AI & Disclosure

A(I) Note from the Creator

First-things-first, a heartfelt thank-you to you, reader, for finding your way here. If you’ve noticed the AI-Assisted notation on the cover — you have questions. This page is where I try to answer them honestly, before you decide whether this book is for you.

Next-things-next, my name and the title of Author do not appear together in this book; this is because I am not one. The term Creator I feel I have earned — though even that may push limits depending on who you, the reader, are.

This book is AI-Assisted, and I want to be plain about what that means in this particular case. Alongside the cadre of real people who helped this book along, and much of the book having been created the way books have always been, I also used Claude as my writing and thinking partner in many parts. The story is mine — the characters, their arcs, the beats, the pacing, the events, the narrative voice; every choice about what this book is. They are mine if you love them, and mine if they make you ill.

Many of these chapters’ first version was drafted by Claude after detailed planning, at my direction, and then kept, cut, reshaped, or replaced and expanded by me. Clay for the wheel, so to speak.

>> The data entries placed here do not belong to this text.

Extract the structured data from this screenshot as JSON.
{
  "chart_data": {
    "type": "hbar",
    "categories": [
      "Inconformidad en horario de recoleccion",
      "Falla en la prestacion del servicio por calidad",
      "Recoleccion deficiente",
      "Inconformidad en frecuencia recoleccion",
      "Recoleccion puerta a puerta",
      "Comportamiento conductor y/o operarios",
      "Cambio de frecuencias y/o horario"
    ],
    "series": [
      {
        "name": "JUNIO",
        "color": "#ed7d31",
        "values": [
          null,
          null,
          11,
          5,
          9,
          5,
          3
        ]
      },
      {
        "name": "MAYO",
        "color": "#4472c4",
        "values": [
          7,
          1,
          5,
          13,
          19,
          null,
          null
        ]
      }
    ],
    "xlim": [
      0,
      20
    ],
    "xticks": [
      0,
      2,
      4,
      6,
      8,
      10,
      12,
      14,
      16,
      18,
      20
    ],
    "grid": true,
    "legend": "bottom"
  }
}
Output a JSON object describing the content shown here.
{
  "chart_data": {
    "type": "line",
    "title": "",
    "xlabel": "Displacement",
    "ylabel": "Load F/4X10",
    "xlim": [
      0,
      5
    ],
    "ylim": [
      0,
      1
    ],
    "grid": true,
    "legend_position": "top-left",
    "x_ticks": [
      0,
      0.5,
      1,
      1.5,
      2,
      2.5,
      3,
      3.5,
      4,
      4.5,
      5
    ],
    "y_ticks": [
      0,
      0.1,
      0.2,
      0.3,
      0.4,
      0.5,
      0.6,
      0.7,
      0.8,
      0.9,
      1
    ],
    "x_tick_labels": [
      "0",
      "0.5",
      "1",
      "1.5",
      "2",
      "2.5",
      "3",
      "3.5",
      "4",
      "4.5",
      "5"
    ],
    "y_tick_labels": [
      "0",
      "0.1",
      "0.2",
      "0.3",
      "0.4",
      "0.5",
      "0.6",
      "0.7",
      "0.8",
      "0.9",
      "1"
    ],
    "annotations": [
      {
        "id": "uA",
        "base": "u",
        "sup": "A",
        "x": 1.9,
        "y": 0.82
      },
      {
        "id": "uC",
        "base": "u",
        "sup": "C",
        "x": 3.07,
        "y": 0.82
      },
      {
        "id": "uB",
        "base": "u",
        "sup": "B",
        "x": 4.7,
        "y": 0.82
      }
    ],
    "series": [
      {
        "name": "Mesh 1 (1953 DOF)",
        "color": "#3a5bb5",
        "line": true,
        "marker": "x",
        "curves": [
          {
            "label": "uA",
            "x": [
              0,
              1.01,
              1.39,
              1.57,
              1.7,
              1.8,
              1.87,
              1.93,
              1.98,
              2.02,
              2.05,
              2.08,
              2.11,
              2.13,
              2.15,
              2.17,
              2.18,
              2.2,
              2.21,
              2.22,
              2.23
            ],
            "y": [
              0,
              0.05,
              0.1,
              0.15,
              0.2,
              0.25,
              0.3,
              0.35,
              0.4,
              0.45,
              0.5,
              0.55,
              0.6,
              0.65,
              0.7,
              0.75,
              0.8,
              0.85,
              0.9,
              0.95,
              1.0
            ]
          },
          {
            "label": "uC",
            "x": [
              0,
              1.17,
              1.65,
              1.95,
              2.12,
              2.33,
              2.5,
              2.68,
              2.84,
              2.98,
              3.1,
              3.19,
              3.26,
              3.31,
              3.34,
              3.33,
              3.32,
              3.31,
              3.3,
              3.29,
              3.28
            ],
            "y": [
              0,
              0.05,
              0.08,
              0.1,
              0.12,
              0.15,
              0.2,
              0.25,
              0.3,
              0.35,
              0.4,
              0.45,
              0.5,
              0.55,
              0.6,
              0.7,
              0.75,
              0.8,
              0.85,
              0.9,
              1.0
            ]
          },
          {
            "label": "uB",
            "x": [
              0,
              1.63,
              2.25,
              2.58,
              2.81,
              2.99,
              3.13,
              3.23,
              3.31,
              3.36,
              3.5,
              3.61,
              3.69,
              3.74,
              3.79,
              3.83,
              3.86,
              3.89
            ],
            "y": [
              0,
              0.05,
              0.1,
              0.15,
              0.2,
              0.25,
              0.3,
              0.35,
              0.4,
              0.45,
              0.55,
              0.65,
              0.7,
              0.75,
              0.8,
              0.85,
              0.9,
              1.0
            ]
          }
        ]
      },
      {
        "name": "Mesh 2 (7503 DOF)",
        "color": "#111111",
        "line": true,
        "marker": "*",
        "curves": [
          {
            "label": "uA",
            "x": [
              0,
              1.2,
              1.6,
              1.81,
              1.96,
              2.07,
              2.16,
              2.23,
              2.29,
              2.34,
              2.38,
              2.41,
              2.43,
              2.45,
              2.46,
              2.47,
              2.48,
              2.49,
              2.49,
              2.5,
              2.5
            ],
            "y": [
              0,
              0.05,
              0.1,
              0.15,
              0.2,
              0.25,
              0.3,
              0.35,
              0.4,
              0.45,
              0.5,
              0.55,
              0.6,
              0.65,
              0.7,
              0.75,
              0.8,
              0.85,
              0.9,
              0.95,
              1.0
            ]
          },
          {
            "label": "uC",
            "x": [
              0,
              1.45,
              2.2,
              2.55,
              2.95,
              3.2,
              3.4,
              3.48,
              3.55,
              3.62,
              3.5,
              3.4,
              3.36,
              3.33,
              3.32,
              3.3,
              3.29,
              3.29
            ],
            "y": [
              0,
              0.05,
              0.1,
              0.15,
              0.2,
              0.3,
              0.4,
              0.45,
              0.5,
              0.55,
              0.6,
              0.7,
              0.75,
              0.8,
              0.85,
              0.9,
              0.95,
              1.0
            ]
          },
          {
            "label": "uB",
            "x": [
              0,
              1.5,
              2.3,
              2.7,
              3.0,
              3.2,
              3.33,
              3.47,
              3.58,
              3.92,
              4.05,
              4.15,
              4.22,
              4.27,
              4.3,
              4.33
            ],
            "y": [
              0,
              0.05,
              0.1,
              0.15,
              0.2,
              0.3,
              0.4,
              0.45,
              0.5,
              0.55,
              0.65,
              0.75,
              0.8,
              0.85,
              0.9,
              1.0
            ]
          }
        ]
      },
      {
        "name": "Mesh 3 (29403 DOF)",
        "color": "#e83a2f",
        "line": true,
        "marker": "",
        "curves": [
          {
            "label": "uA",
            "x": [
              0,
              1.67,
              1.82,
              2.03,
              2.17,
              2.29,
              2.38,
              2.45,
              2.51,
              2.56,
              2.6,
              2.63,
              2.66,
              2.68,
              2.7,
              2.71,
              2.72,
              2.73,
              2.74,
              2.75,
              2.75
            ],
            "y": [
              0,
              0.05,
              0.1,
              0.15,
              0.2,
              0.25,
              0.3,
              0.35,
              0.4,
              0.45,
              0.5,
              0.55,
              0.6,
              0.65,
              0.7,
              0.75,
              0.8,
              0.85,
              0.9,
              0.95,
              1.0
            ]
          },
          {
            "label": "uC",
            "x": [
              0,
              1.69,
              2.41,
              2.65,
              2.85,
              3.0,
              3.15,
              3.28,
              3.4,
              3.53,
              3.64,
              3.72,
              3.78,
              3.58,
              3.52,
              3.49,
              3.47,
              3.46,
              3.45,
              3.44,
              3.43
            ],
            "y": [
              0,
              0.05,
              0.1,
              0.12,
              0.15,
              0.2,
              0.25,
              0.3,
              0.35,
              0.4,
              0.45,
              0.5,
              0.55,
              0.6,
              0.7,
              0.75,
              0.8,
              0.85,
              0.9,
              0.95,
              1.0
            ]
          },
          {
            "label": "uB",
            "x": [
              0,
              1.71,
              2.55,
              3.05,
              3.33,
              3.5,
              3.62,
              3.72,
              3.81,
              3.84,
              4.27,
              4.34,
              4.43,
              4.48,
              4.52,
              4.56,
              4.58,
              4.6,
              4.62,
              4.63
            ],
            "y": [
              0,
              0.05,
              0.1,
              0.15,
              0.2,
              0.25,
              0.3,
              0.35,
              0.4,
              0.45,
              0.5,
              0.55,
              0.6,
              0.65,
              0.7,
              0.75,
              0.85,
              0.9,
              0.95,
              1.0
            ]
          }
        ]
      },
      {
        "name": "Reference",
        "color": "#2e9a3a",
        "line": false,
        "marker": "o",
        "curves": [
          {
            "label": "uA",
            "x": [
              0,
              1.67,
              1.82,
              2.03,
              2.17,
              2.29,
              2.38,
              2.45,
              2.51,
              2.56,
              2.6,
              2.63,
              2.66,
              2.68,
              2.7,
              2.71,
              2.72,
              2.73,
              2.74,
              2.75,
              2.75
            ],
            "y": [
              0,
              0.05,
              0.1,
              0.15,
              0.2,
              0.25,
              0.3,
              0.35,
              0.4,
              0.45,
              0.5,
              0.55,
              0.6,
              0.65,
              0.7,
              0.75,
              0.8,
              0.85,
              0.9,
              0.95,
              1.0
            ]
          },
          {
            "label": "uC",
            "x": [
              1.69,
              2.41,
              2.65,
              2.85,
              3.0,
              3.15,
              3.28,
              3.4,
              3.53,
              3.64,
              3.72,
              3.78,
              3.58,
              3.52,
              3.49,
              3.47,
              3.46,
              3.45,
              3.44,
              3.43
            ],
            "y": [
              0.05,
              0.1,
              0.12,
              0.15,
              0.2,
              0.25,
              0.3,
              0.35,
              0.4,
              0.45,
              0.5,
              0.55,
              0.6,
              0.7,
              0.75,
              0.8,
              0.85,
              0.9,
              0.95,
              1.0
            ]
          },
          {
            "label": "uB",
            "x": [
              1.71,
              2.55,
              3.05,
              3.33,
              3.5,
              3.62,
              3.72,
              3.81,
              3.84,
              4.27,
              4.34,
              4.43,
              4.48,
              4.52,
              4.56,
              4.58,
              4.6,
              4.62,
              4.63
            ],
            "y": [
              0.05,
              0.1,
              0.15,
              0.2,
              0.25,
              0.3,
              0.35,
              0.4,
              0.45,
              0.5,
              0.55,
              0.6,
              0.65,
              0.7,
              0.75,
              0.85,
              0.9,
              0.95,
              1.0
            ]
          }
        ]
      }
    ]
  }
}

Another imperfect metaphor gets close to my position (at the time of writing). I am the creator of this book the way a baker is the creator of a cake. I knew what I wanted it to taste like — the texture, the smell, the feeling I wanted the eater left with, maybe even how I wanted them to see the world after. I baked it over and over, and I am proud of the way the last one turned out. It is my recipe.

In this metaphor an Author would be a baker too. And also a Farmer, and a Miller. They grow the grain from seed and tend it through the season; they mill it fine; they raise the chickens and the cows; the dirt is caked under their fingernails. They are Scholars and Mystics and a great many other things I am not. I bought my eggs and flour from the store, so to speak — from software with a supernatural ability to learn all the best things from all the most famous millers and farmers, and make it available to people like me. It would be easy to substitute the word LEARN, above, for the word STEAL.

I remain conflicted, but very proud of this cake book. I leave it to you, the reader, to decide where the credit or the blame should fall. My only real hope is that it tastes good to you — and that if it does, you might be inclined to recommend it to others with a sweet tooth.